La visita di Angela Merkel ad Auschwitz-Birkenau, avvenuta il 6 dicembre del 2019, passerà alla storia non per retorica d’occasione ma per l’eloquenza del suo significato profondo.
di Vito Barresi
È la quarta volta e non la prima che un cancelliere tedesco rende testimonianza simbolica del dolore immenso che prova ancora oggi una nazione come la Germania dinnanzi alle le vittime dello sterminio nazista, di fronte all’orrore che suscita universalmente ed eternamente la strage degli innocenti in un campo di concentramento dove vennero uccisi e trucidati oltre un milione di donne e bambini per la sola colpa di essere ebrei.
Angela Merkel ha più volte richiamato la responsabilità perpetua della Germania Nazista che ha scientemente concorso ad una frattura epocale nel processo storico della civilizzazione umana, rappresentata dalla Shoah.
La Merkel, ancora una volta, ha ricordato nel suo discorso ciò che rappresenta quel luogo, divenuto il simbolo del male assoluto nella cultura contemporanea, per riprendere l’espressione della storica Annette Wieviorka, evidenziando chiaramente che non ha scelto a caso questo momento, bensì lo ha fatto per denunciare il preoccupante rigurgito del razzismo, l’odio disumano galoppante, la crescente ondata di antisemitismo che minaccia la vita degli ebrei in Germania e in Europa.

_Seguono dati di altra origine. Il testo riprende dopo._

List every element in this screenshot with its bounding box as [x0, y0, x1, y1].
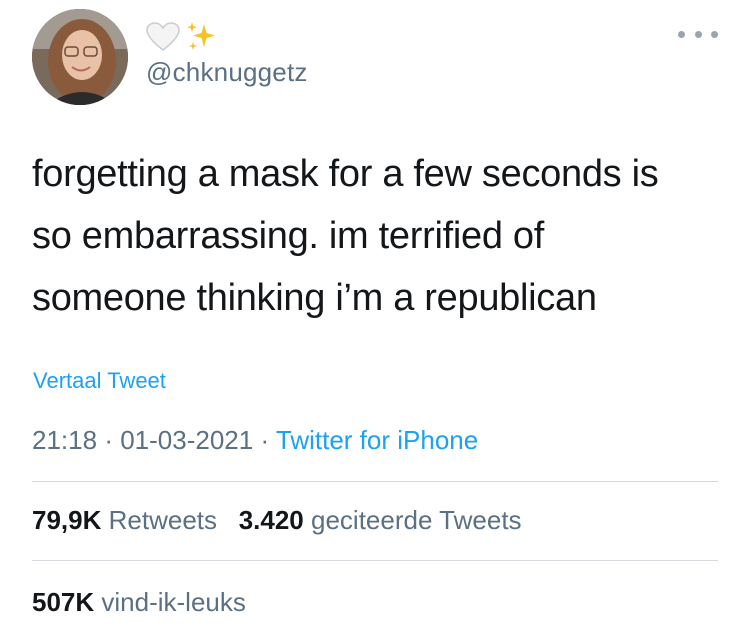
more-options-icon[interactable]	[678, 22, 718, 46]
sparkles-icon	[187, 22, 215, 50]
more-dot	[694, 30, 702, 38]
divider	[32, 560, 718, 561]
tweet-source-link[interactable]: Twitter for iPhone	[276, 425, 478, 455]
divider	[32, 481, 718, 482]
tweet-date[interactable]: 01-03-2021	[120, 425, 253, 455]
engagement-stats: 79,9K Retweets 3.420 geciteerde Tweets	[32, 503, 522, 537]
tweet-text-line: forgetting a mask for a few seconds is	[32, 153, 659, 195]
quote-tweets-count: 3.420	[238, 505, 304, 535]
user-handle[interactable]: @chknuggetz	[146, 56, 308, 88]
likes-count: 507K	[32, 587, 95, 617]
avatar-photo	[32, 9, 128, 105]
tweet-text-line: so embarrassing. im terrified of	[32, 215, 545, 257]
quote-tweets-label: geciteerde Tweets	[311, 505, 522, 535]
meta-separator: ·	[104, 425, 113, 455]
tweet-meta: 21:18 · 01-03-2021 · Twitter for iPhone	[32, 423, 478, 457]
likes-stats: 507K vind-ik-leuks	[32, 585, 246, 619]
quote-tweets-stat[interactable]: 3.420 geciteerde Tweets	[239, 505, 522, 535]
tweet-time[interactable]: 21:18	[32, 425, 97, 455]
likes-stat[interactable]: 507K vind-ik-leuks	[32, 587, 246, 617]
tweet-text: forgetting a mask for a few seconds is s…	[32, 143, 732, 329]
retweets-count: 79,9K	[32, 505, 102, 535]
meta-separator: ·	[260, 425, 270, 455]
tweet-text-line: someone thinking i’m a republican	[32, 277, 597, 319]
profile-avatar[interactable]	[32, 9, 128, 105]
translate-tweet-link[interactable]: Vertaal Tweet	[33, 367, 166, 395]
more-dot	[678, 30, 685, 38]
retweets-stat[interactable]: 79,9K Retweets	[32, 505, 217, 535]
more-dot	[711, 30, 718, 38]
likes-label: vind-ik-leuks	[101, 587, 246, 617]
white-heart-icon	[146, 22, 180, 51]
retweets-label: Retweets	[108, 505, 218, 535]
display-name[interactable]	[146, 20, 218, 54]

Il ritorno dell’antisemitismo e del razzismo, i toni sempre più accessi e minaccioso del sovranismo e delle ideologie antisemita anche nella sinistra italiana, in cui spezzoni intellettuali tutt’altro che marginali assecondano o minimizzano i sempre più frequenti attacchi alla cosiddetta “lobby ebraica” che dominerebbe il mondo globale, ripropongono in forme nuove ideologie vetuste che costituiscono un veleno letale per l’esercizio della libertà e della democrazia.
Parate di strada, ancor di più inquietanti apparati linguistici e comunicativi, il linguaggio di belve e lupi mannari, particolarmente subliminali e subdoli che rinfocolano ancestrali paure e primitivi pregiudizi, sono l’epifenomeno di pulsioni e tare psichiche di più grave portata, di una distorta intuizione del cambiamento globalista della vita quotidiana, che si mal celano nell’inconscio profondo dei disagi sociali, spesso strumentalizzati da una destra fascistoide, nazistoide e stalinoide, che va alla ricerca di un suo posto in primo piano sulla scena mediale, persino osando l’arrembaggio alla conquista di un lembo di potere politico.
Anche in Italia c’è da stare molto attenti, più che mai vigilanti rispetto ai progetti e alle manovre di una di una destra eversiva criminale che ha già fatto tanto male nella storia del nostro Paese, progettando e realizzando stragi di orribile significato come quelli di Piazza Fontana a Milano, di Piazza della Loggia a Brescia, della Stazione Ferroviaria di Bologna.
Su questo bisogna rigenerare non un antifascismo da avanspettacolo ma la più radicale e inflessibile attenzione civile, morale, intellettuale, istituzionale e politica, rafforzando il tessuto democratico e della partecipazione popolare, rinnovando la volontà e le motivazioni che fanno dell’Europa il centro della battaglia mondiale per la difesa dei valori della libertà contro ogni intolleranza e razzismo.
La storica visita di Angela Merkel ad Auschwitz-Birkenau deve essere, per tutti noi, l’occasione silenziosa per riaccendere le luci della memoria, l’eclatante momento per un ripensamento non superficiale, che si ponga al cuore della politica, per non sottovalutare nessun segnale di rischio, alcuna avvisaglia pericolosa che possa provenire da nemici vecchi e nuovi della fratellanza, dell’eguaglianza e della libertà, lemmi e stemmi inattaccabili della democrazia e della civiltà europea.